Cash offers for keys used to persuade foreclosure victims to leave their homes peacefully

Banks are beginning to rely more and more on a unique method of bribing homeowners to leave a property foreclosed without causing damage to the home. For a few thousand dollars, banks try to persuade foreclosure victims to leave the home without having to be evicted and without ripping out any of the fixtures or rendering the home uninhabitable. Homeowners with no other option to save their home may want to consider this offer from the bank, which is called a cash for keys offer.

Local real estate agents or home inspectors are often the representatives that banks hire to offer these types of deals to homeowners. They are not directly affiliated with mortgage companies and do not work for homeowners, so they are inserted into the foreclosure process as a third party who can help negotiate a deal. Homeowners will receive a small sum of money, which they can use for moving expenses or a security deposit on a new apartment or rental home, while the bank gets the property free from undue damage or theft.

Banks are beginning to offer more of these kinds of deals in response to the “buyer’s revenge” syndrome that some foreclosure victims engage in before being evicted from a home. By the time the bailiff enters the house and the bank changes the locks, the former owners may have taken all the appliances, removed the copper pipes to sell for scrap, damaged walls, dumped hazardous materials on the floors, broken rugs, or let pets and animals into the house to cause even more damage. Obviously, houses in this condition are almost impossible to sell and will have to be listed on the market taking into account the serious defects in the sale price.

Therefore, banks have found that it costs them more to lose sales revenue than to simply bribe the owners to leave without additional hassle. Homes in many markets will remain unoccupied for months, contributing to the deterioration of the building, even without further destruction from former owners who will soon be evicted. If banks can put a few thousand dollars in the pockets of foreclosure victims in exchange for a home in the best possible condition, then all parties will benefit even slightly.

Destroying a home after failing to stop foreclosure will not help the former owners or the bank. However, homeowners are generally protected against the consequences of their actions, because banks rarely sue for damage done to the home. They know foreclosure victims won’t be able to pay their judgments anyway, and they are finding that it costs less to offer a cash deal for the keys to try to prevent any further damage to their new REO property.

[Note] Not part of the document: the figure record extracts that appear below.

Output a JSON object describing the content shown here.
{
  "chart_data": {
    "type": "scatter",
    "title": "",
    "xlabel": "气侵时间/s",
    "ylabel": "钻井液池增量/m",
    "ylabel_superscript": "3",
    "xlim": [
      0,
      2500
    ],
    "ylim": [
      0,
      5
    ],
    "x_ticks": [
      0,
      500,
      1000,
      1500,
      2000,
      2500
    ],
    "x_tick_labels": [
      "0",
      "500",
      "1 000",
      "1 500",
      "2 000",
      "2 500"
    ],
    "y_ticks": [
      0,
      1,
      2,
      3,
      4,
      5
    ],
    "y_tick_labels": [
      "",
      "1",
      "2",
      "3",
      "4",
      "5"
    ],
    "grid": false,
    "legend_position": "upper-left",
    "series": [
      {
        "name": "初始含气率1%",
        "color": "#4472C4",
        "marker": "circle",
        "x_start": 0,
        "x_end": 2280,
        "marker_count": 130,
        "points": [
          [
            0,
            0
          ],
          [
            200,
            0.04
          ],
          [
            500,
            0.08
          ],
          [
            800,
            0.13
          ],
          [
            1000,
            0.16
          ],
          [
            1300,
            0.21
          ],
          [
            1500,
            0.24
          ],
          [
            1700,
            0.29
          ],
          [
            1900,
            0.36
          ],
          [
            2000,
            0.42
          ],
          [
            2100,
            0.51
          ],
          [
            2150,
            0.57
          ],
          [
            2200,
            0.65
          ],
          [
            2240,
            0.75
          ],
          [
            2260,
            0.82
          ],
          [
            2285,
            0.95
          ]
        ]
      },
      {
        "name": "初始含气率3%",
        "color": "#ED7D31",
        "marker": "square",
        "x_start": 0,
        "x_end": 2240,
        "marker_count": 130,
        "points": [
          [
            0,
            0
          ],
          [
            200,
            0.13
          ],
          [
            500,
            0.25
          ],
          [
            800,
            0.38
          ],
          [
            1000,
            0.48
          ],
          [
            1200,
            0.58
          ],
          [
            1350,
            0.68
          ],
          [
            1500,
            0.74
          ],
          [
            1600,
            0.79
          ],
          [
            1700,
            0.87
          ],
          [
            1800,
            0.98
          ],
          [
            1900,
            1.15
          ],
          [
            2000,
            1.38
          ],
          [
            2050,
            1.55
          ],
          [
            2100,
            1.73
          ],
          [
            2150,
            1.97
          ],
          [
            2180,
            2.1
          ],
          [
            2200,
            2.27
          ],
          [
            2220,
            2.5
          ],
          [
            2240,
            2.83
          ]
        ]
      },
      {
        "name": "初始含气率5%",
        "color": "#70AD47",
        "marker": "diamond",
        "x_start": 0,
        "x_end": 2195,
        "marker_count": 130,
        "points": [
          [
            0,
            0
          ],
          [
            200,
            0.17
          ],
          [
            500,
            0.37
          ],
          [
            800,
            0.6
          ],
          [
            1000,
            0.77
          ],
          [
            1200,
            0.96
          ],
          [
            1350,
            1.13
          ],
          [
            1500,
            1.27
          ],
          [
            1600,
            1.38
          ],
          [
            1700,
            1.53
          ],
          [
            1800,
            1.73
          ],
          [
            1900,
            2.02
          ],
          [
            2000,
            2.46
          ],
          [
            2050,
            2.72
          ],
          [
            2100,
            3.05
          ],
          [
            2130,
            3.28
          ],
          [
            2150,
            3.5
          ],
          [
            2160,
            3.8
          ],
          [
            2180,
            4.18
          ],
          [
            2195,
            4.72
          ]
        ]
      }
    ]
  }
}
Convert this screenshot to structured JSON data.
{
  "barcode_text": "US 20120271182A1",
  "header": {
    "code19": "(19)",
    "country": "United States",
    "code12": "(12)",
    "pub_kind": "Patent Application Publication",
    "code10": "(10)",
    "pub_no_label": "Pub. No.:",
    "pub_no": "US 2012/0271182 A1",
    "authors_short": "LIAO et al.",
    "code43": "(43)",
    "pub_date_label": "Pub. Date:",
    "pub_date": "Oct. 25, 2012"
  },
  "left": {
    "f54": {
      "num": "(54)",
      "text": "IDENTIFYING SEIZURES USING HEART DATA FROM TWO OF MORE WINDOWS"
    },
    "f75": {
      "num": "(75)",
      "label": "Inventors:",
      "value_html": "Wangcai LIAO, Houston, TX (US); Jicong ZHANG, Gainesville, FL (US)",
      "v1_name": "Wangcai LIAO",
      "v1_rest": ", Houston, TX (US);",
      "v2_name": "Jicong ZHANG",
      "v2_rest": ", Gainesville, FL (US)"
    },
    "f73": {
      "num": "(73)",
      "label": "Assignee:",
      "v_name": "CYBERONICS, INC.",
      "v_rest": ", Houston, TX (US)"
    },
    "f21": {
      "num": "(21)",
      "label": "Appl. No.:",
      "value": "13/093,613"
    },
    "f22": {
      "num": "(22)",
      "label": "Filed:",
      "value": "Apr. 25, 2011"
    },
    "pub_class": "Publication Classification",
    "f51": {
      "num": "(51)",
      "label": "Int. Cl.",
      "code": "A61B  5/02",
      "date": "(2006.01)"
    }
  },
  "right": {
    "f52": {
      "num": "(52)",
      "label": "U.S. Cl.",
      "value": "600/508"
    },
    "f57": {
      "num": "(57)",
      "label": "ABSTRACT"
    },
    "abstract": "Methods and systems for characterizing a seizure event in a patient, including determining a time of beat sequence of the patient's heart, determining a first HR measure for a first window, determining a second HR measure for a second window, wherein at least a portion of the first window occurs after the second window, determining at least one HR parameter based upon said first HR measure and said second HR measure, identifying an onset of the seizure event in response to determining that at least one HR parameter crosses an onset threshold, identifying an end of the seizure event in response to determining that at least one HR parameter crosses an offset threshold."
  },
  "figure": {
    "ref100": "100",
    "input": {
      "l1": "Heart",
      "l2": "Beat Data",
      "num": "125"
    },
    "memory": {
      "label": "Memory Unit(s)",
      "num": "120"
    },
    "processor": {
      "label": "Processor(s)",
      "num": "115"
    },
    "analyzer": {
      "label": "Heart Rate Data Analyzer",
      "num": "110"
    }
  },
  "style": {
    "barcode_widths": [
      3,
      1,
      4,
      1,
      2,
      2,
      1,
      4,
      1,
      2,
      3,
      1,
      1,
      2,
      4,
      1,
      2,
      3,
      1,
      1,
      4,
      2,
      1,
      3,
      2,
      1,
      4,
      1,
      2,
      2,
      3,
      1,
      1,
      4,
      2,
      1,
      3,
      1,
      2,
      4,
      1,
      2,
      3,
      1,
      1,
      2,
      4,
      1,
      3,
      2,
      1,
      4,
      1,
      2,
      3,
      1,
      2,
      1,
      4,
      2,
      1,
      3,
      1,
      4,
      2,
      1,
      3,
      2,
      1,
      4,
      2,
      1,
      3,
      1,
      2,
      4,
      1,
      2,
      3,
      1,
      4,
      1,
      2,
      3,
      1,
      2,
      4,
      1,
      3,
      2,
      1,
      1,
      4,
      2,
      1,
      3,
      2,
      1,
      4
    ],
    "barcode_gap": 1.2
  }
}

Of course, knowing that banks do not want damaged homes, homeowners can negotiate a higher payment to leave the property in good condition. While most banks offer a few hundred dollars, others pay more than a couple thousand to make sure the home is not damaged. Obviously, landlords shouldn’t blackmail banks to get more money to leave, but a fair cash deal for keys can benefit banks and landlords alike. Following the eviction process can be expensive and time consuming; both banks and owners have something for which the other can negotiate. Banks want clean property and homeowners want an incentive not to vent their frustration on a property that no longer belongs to them.